Pioneers ’18 winner, SzeleSTIM:

Watch the video here, from 25m20s.

Instead of an interactive question or a profound statement, the year’s ultimate winner Stefan Kampusch grabbed the audience with an eye-opening statistic. Not only was it impactful, but he made you sit up and take notice even more by coupling that ‘problem statistic’ with a bold solution statement.

‘There are 190 deaths per day due to opiate misuse. We are solving this,’ was all Kampusch said to get the crowd on his side.

Judging by the feeling in the room at that point, that was half the battle won. After this stark setup, the SzeleSTIM Co-Founder then added the essential details about that problem and how his company’s solution would take it down.

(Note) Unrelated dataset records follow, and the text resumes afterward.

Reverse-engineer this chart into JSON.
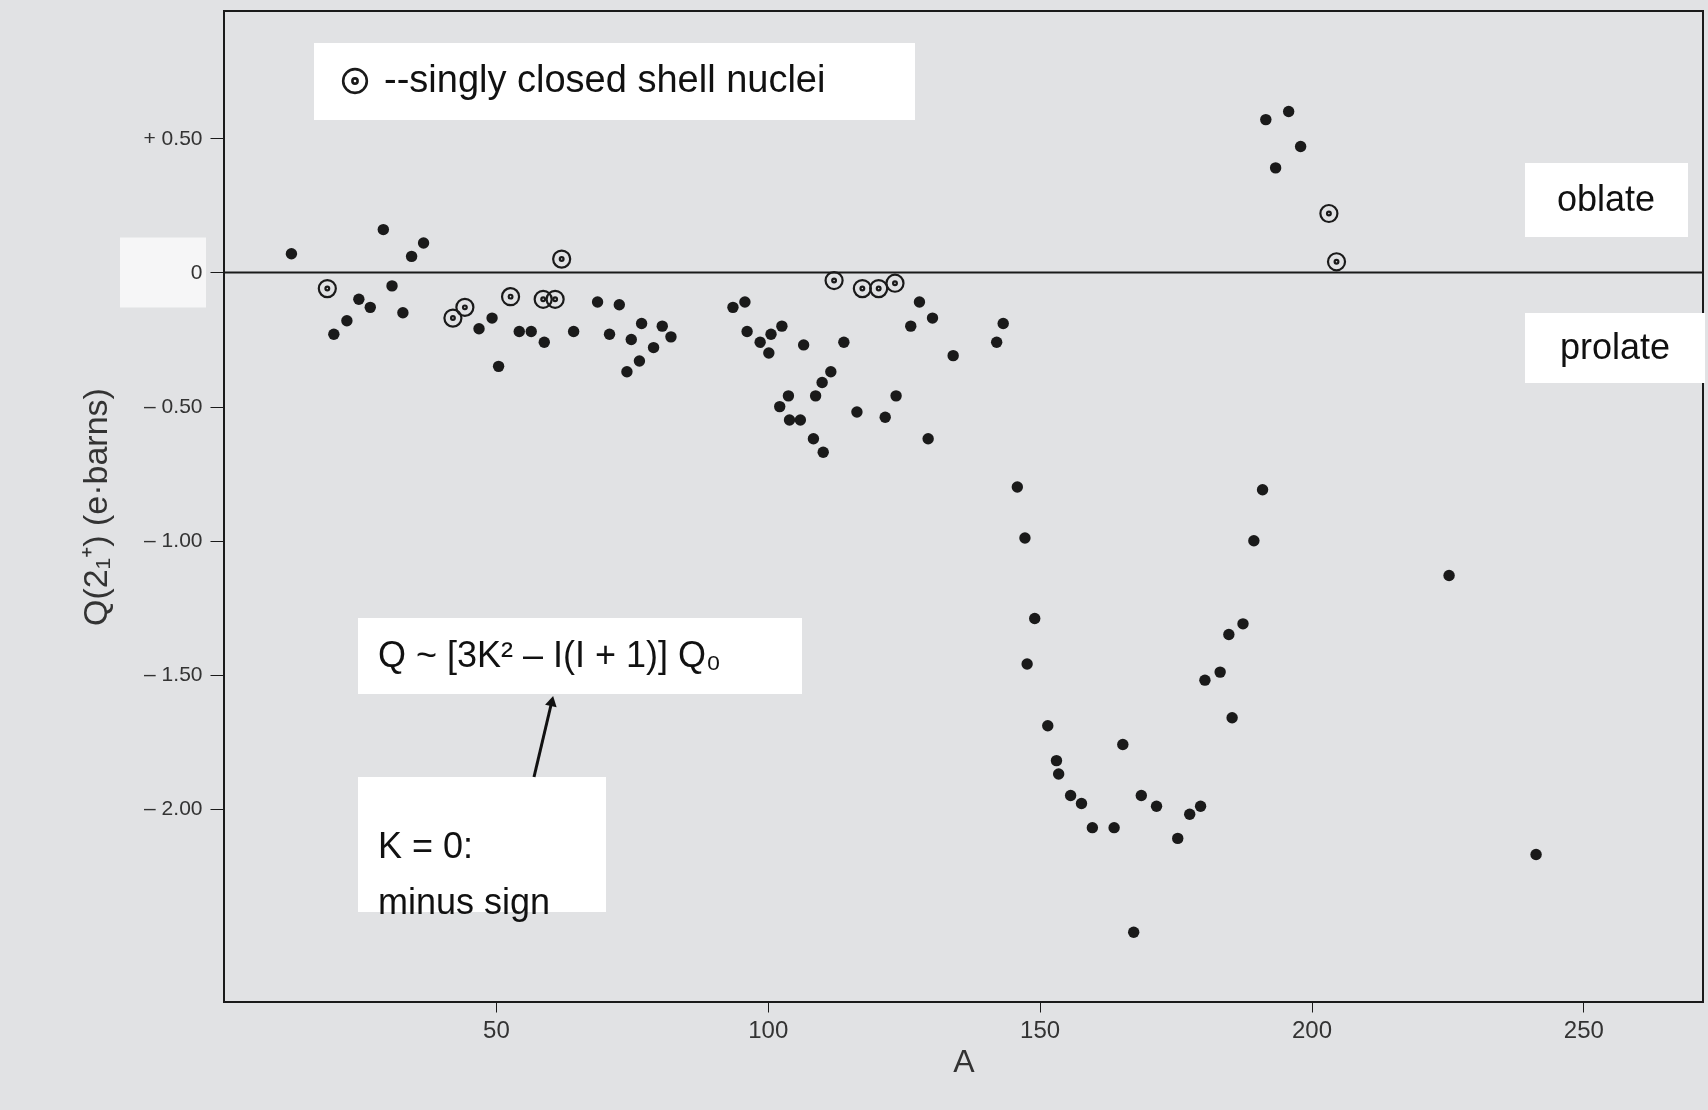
{
  "chart_data": {
    "type": "scatter",
    "xlabel": "A",
    "ylabel": "Q(2₁⁺)  (e·barns)",
    "xlim": [
      0,
      272
    ],
    "xticks": [
      50,
      100,
      150,
      200,
      250
    ],
    "ylim": [
      -2.72,
      0.975
    ],
    "yticks": [
      {
        "value": 0.5,
        "label": "+ 0.50"
      },
      {
        "value": 0,
        "label": "0"
      },
      {
        "value": -0.5,
        "label": "– 0.50"
      },
      {
        "value": -1.0,
        "label": "– 1.00"
      },
      {
        "value": -1.5,
        "label": "– 1.50"
      },
      {
        "value": -2.0,
        "label": "– 2.00"
      }
    ],
    "grid": false,
    "marker": "circle",
    "legend": "top left",
    "ref_lines": [
      {
        "axis": "y",
        "value": 0,
        "color": "#1a1a1a"
      }
    ],
    "annotations": [
      "oblate",
      "prolate",
      "Q ~ [3K² – I(I + 1)] Q₀",
      "K = 0:\nminus sign"
    ],
    "series": [
      {
        "color": "#1a1a1a",
        "x": [
          12.4,
          20.2,
          22.6,
          24.8,
          26.9,
          29.3,
          30.9,
          32.9,
          34.5,
          36.7,
          46.9,
          49.3,
          50.5,
          54.3,
          56.5,
          58.9,
          64.3,
          68.7,
          70.9,
          72.7,
          74.1,
          74.9,
          76.4,
          76.8,
          79.0,
          80.6,
          82.2,
          93.6,
          95.8,
          96.2,
          98.6,
          100.2,
          100.6,
          102.6,
          102.2,
          103.8,
          104.0,
          106.0,
          106.6,
          108.4,
          108.8,
          110.0,
          110.2,
          111.6,
          114.0,
          116.4,
          121.6,
          123.6,
          126.3,
          127.9,
          129.5,
          130.3,
          134.1,
          142.1,
          143.3,
          145.9,
          147.3,
          147.7,
          149.1,
          151.5,
          153.1,
          153.5,
          155.7,
          157.7,
          159.7,
          163.7,
          165.3,
          167.3,
          168.7,
          171.5,
          175.4,
          177.6,
          179.6,
          180.4,
          183.2,
          184.8,
          185.4,
          187.4,
          189.4,
          191.0,
          191.6,
          193.4,
          195.8,
          198.0,
          225.3,
          241.3
        ],
        "values": [
          0.07,
          -0.23,
          -0.18,
          -0.1,
          -0.13,
          0.16,
          -0.05,
          -0.15,
          0.06,
          0.11,
          -0.21,
          -0.17,
          -0.35,
          -0.22,
          -0.22,
          -0.26,
          -0.22,
          -0.11,
          -0.23,
          -0.12,
          -0.37,
          -0.25,
          -0.33,
          -0.19,
          -0.28,
          -0.2,
          -0.24,
          -0.13,
          -0.11,
          -0.22,
          -0.26,
          -0.3,
          -0.23,
          -0.2,
          -0.5,
          -0.46,
          -0.55,
          -0.55,
          -0.27,
          -0.62,
          -0.46,
          -0.41,
          -0.67,
          -0.37,
          -0.26,
          -0.52,
          -0.54,
          -0.46,
          -0.2,
          -0.11,
          -0.62,
          -0.17,
          -0.31,
          -0.26,
          -0.19,
          -0.8,
          -0.99,
          -1.46,
          -1.29,
          -1.69,
          -1.82,
          -1.87,
          -1.95,
          -1.98,
          -2.07,
          -2.07,
          -1.76,
          -2.46,
          -1.95,
          -1.99,
          -2.11,
          -2.02,
          -1.99,
          -1.52,
          -1.49,
          -1.35,
          -1.66,
          -1.31,
          -1.0,
          -0.81,
          0.57,
          0.39,
          0.6,
          0.47,
          -1.13,
          -2.17
        ]
      },
      {
        "name": "--singly closed shell nuclei",
        "color": "#1a1a1a",
        "x": [
          19.0,
          42.1,
          44.3,
          52.7,
          58.7,
          60.9,
          62.1,
          112.2,
          117.4,
          120.4,
          123.4,
          203.2,
          204.6
        ],
        "values": [
          -0.06,
          -0.17,
          -0.13,
          -0.09,
          -0.1,
          -0.1,
          0.05,
          -0.03,
          -0.06,
          -0.06,
          -0.04,
          0.22,
          0.04
        ]
      }
    ]
  }
}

This was simply a case of going a layer or two deeper into detail – and because people understood the first layer, they were more likely to listen to that detail.

As with Stromkind the year before, the startup illustrated the solution in the best possible was by bringing their (considerably smaller) piece of hardware on stage. The ‘vagus nerve’ technology that was key to its functionality, however, was summed up in just a line. As has so often proved to be the case with our winning startups, more detail wasn’t required in the pitch.

The rest of the presentation built on that foundation with an overview of the go to market plan and the team.